O GLOBO - 19/08
Iniciado o julgamento do mensalão, pode-se dizer que a decisão se dará em três atos. O primeiro ato diz respeito ao que foi provado. Há fatos e há versões; há testemunhas que se contradizem; há milhares de documentos. Acusação e defesa apresentaram narrativas apoiadas em provas.
Na maioria dos casos, há consenso sobre os fatos (como a ocorrência de pagamentos, contratos, subcontratações, reuniões etc.). Segue daí que os ministros ligarão os fatos às pessoas. Cada um dos ministros dirá quais provas e qual narrativa foram mais convincentes no tocante à autoria e participação das pessoas envolvidas em cada episódio. Uma testemunha pode convencer o juiz mesmo que outras dez digam o oposto; o depoimento do desafeto e do corréu podem ter menos valor; provas técnicas podem se sobrepor à testemunhal. O que vale é a convicção do juiz, desde que apoiada em uma prova válida, conforme dispõe o artigo 155, do Código de Processo Penal.

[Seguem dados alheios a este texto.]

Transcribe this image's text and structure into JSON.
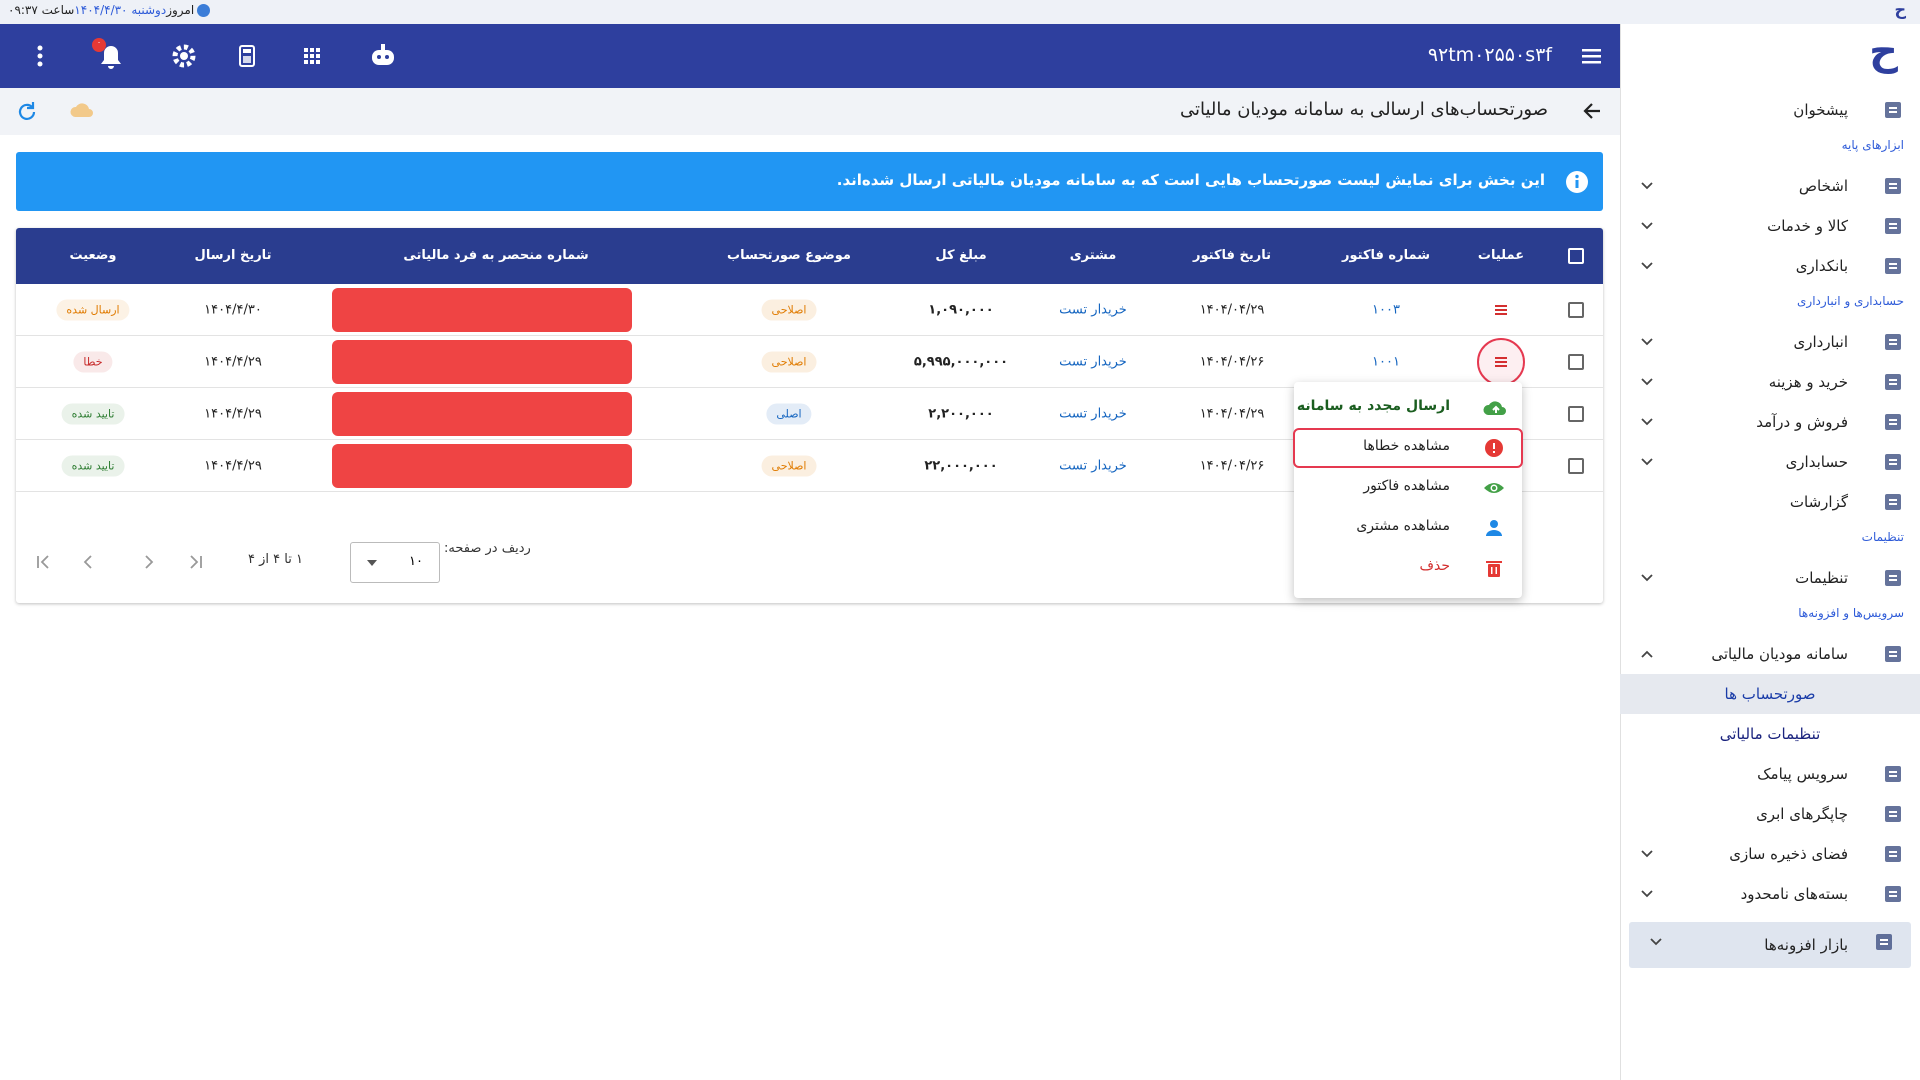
{
  "status_bar": {
    "today": "امروز",
    "date": "دوشنبه ۱۴۰۴/۴/۳۰",
    "time": "ساعت ۰۹:۳۷"
  },
  "header": {
    "logo": "ح",
    "code": "۹۲tm۰۲۵۵۰s۳f",
    "badge": "۰"
  },
  "page": {
    "title": "صورتحساب‌های ارسالی به سامانه مودیان مالیاتی",
    "info": "این بخش برای نمایش لیست صورتحساب هایی است که به سامانه مودیان مالیاتی ارسال شده‌اند."
  },
  "table": {
    "columns": [
      "عملیات",
      "شماره فاکتور",
      "تاریخ فاکتور",
      "مشتری",
      "مبلغ کل",
      "موضوع صورتحساب",
      "شماره منحصر به فرد مالیاتی",
      "تاریخ ارسال",
      "وضعیت"
    ],
    "rows": [
      {
        "invoice": "۱۰۰۳",
        "invoice_date": "۱۴۰۴/۰۴/۲۹",
        "customer": "خریدار تست",
        "total": "۱,۰۹۰,۰۰۰",
        "subject": {
          "text": "اصلاحی",
          "color": "#e07b00"
        },
        "sent_date": "۱۴۰۴/۴/۳۰",
        "status": {
          "text": "ارسال شده",
          "color": "#e07b00"
        }
      },
      {
        "invoice": "۱۰۰۱",
        "invoice_date": "۱۴۰۴/۰۴/۲۶",
        "customer": "خریدار تست",
        "total": "۵,۹۹۵,۰۰۰,۰۰۰",
        "subject": {
          "text": "اصلاحی",
          "color": "#e07b00"
        },
        "sent_date": "۱۴۰۴/۴/۲۹",
        "status": {
          "text": "خطا",
          "color": "#c62828"
        }
      },
      {
        "invoice_date": "۱۴۰۴/۰۴/۲۹",
        "customer": "خریدار تست",
        "total": "۲,۲۰۰,۰۰۰",
        "subject": {
          "text": "اصلی",
          "color": "#1565c0"
        },
        "sent_date": "۱۴۰۴/۴/۲۹",
        "status": {
          "text": "تایید شده",
          "color": "#2e7d32"
        }
      },
      {
        "invoice_date": "۱۴۰۴/۰۴/۲۶",
        "customer": "خریدار تست",
        "total": "۲۲,۰۰۰,۰۰۰",
        "subject": {
          "text": "اصلاحی",
          "color": "#e07b00"
        },
        "sent_date": "۱۴۰۴/۴/۲۹",
        "status": {
          "text": "تایید شده",
          "color": "#2e7d32"
        }
      }
    ]
  },
  "menu": [
    {
      "label": "ارسال مجدد به سامانه",
      "color": "#1b5e20",
      "icon_color": "#43a047"
    },
    {
      "label": "مشاهده خطاها",
      "color": "#222222",
      "icon_color": "#e53935"
    },
    {
      "label": "مشاهده فاکتور",
      "color": "#222222",
      "icon_color": "#43a047"
    },
    {
      "label": "مشاهده مشتری",
      "color": "#222222",
      "icon_color": "#1e88e5"
    },
    {
      "label": "حذف",
      "color": "#d32f2f",
      "icon_color": "#e53935"
    }
  ],
  "pagination": {
    "rows_label": "ردیف در صفحه:",
    "rows_per_page": "۱۰",
    "range": "۱ تا ۴ از ۴"
  },
  "sidebar": [
    {
      "items": [
        {
          "label": "پیشخوان"
        }
      ]
    },
    {
      "title": "ابزارهای پایه",
      "items": [
        {
          "label": "اشخاص",
          "expandable": true
        },
        {
          "label": "کالا و خدمات",
          "expandable": true
        },
        {
          "label": "بانکداری",
          "expandable": true
        }
      ]
    },
    {
      "title": "حسابداری و انبارداری",
      "items": [
        {
          "label": "انبارداری",
          "expandable": true
        },
        {
          "label": "خرید و هزینه",
          "expandable": true
        },
        {
          "label": "فروش و درآمد",
          "expandable": true
        },
        {
          "label": "حسابداری",
          "expandable": true
        },
        {
          "label": "گزارشات"
        }
      ]
    },
    {
      "title": "تنظیمات",
      "items": [
        {
          "label": "تنظیمات",
          "expandable": true
        }
      ]
    },
    {
      "title": "سرویس‌ها و افزونه‌ها",
      "items": [
        {
          "label": "سامانه مودیان مالیاتی",
          "expandable": true,
          "expanded": true,
          "children": [
            {
              "label": "صورتحساب ها",
              "selected": true
            },
            {
              "label": "تنظیمات مالیاتی"
            }
          ]
        },
        {
          "label": "سرویس پیامک"
        },
        {
          "label": "چاپگرهای ابری"
        },
        {
          "label": "فضای ذخیره سازی",
          "expandable": true
        },
        {
          "label": "بسته‌های نامحدود",
          "expandable": true
        },
        {
          "label": "بازار افزونه‌ها",
          "expandable": true,
          "boxed": true
        }
      ]
    }
  ]
}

E aí começa o segundo ato — talvez o mais esperado pelos juristas. Provado o pagamento de valores a deputados e partidos para apoio político, aplicam-se penas do crime de corrupção ou de caixa dois? O recebimento de valores por meio de empresas de terceiros é uma forma de lavagem de dinheiro? E se for por meio da esposa do réu? A subcontratação de 99% do valor total do contrato de licitação é uma forma de fraude?

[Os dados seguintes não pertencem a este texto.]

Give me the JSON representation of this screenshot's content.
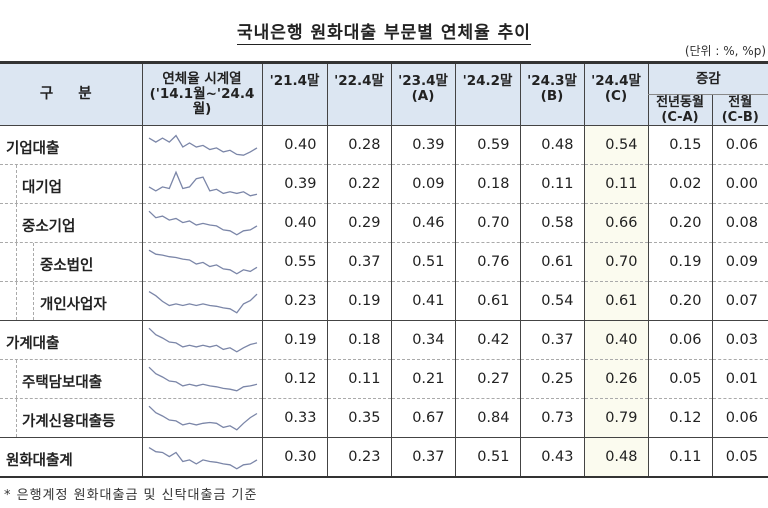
{
  "title": "국내은행 원화대출 부문별 연체율 추이",
  "unit": "(단위 : %, %p)",
  "headers": {
    "category": "구 분",
    "series": "연체율 시계열",
    "series_range": "('14.1월~'24.4월)",
    "cols": [
      "'21.4말",
      "'22.4말",
      "'23.4말",
      "'24.2말",
      "'24.3말",
      "'24.4말"
    ],
    "col_sub": [
      "",
      "",
      "(A)",
      "",
      "(B)",
      "(C)"
    ],
    "change": "증감",
    "yoy": "전년동월",
    "yoy_sub": "(C-A)",
    "mom": "전월",
    "mom_sub": "(C-B)"
  },
  "colors": {
    "header_bg": "#dce6f2",
    "highlight_bg": "#fbfbef",
    "sparkline": "#7b86a8"
  },
  "rows": [
    {
      "label": "기업대출",
      "level": 0,
      "values": [
        "0.40",
        "0.28",
        "0.39",
        "0.59",
        "0.48",
        "0.54",
        "0.15",
        "0.06"
      ],
      "spark": [
        7,
        6,
        7,
        6,
        8,
        4,
        5,
        4,
        4,
        3,
        3,
        2,
        2,
        1,
        0,
        2,
        3
      ]
    },
    {
      "label": "대기업",
      "level": 1,
      "values": [
        "0.39",
        "0.22",
        "0.09",
        "0.18",
        "0.11",
        "0.11",
        "0.02",
        "0.00"
      ],
      "spark": [
        3,
        2,
        3,
        3,
        9,
        3,
        3,
        7,
        7,
        2,
        2,
        1,
        1,
        1,
        1,
        0,
        0
      ]
    },
    {
      "label": "중소기업",
      "level": 1,
      "values": [
        "0.40",
        "0.29",
        "0.46",
        "0.70",
        "0.58",
        "0.66",
        "0.20",
        "0.08"
      ],
      "spark": [
        9,
        7,
        7,
        6,
        6,
        5,
        5,
        4,
        4,
        4,
        3,
        2,
        1,
        0,
        1,
        2,
        3
      ]
    },
    {
      "label": "중소법인",
      "level": 2,
      "values": [
        "0.55",
        "0.37",
        "0.51",
        "0.76",
        "0.61",
        "0.70",
        "0.19",
        "0.09"
      ],
      "spark": [
        9,
        8,
        7,
        7,
        6,
        6,
        5,
        4,
        4,
        3,
        3,
        2,
        1,
        0,
        1,
        1,
        2
      ]
    },
    {
      "label": "개인사업자",
      "level": 2,
      "values": [
        "0.23",
        "0.19",
        "0.41",
        "0.61",
        "0.54",
        "0.61",
        "0.20",
        "0.07"
      ],
      "spark": [
        8,
        7,
        4,
        3,
        3,
        3,
        3,
        3,
        3,
        3,
        2,
        2,
        1,
        0,
        3,
        5,
        7
      ]
    },
    {
      "label": "가계대출",
      "level": 0,
      "values": [
        "0.19",
        "0.18",
        "0.34",
        "0.42",
        "0.37",
        "0.40",
        "0.06",
        "0.03"
      ],
      "spark": [
        9,
        7,
        5,
        4,
        3,
        2,
        2,
        2,
        2,
        2,
        2,
        1,
        1,
        0,
        1,
        3,
        3
      ]
    },
    {
      "label": "주택담보대출",
      "level": 1,
      "values": [
        "0.12",
        "0.11",
        "0.21",
        "0.27",
        "0.25",
        "0.26",
        "0.05",
        "0.01"
      ],
      "spark": [
        9,
        7,
        5,
        4,
        3,
        2,
        2,
        2,
        2,
        2,
        1,
        1,
        0,
        0,
        1,
        2,
        2
      ]
    },
    {
      "label": "가계신용대출등",
      "level": 1,
      "values": [
        "0.33",
        "0.35",
        "0.67",
        "0.84",
        "0.73",
        "0.79",
        "0.12",
        "0.06"
      ],
      "spark": [
        9,
        7,
        5,
        4,
        3,
        2,
        2,
        2,
        2,
        3,
        2,
        1,
        1,
        0,
        2,
        5,
        6
      ]
    },
    {
      "label": "원화대출계",
      "level": 0,
      "values": [
        "0.30",
        "0.23",
        "0.37",
        "0.51",
        "0.43",
        "0.48",
        "0.11",
        "0.05"
      ],
      "spark": [
        8,
        7,
        6,
        5,
        6,
        3,
        3,
        2,
        3,
        3,
        2,
        2,
        1,
        0,
        1,
        2,
        3
      ]
    }
  ],
  "footnote": "* 은행계정 원화대출금 및 신탁대출금 기준"
}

A importância do segundo ato é enorme. Os efeitos são imediatos não apenas para os réus. A decisão do Supremo definirá a jurisprudência para todos os juízes do país. Em raríssimas situações o Supremo teve oportunidade de atuar como juiz de primeiro grau. Há o risco de que um tribunal acostumado a corrigir erros de outros juízes cometa, ele próprio, equívocos comuns a quem está tão próximo do calor do processo?
O último ato será a dosimetria das penas, caso haja condenações. Como as penas variam muito é preciso individualizar a punição. Serão consideradas a personalidade, conduta social, antecedentes e a reprovabilidade da ação de cada réu. Também os motivos, circunstâncias e consequências do crime. Tudo isso para que a pena de cada eventual condenado seja individual, e não um castigo coletivo. Ao final, a população terá condições de conhecer exatamente quem, quando, como e por que fez o quê, entender como nossas leis e instituições funcionam, qual a punição para cada condenado.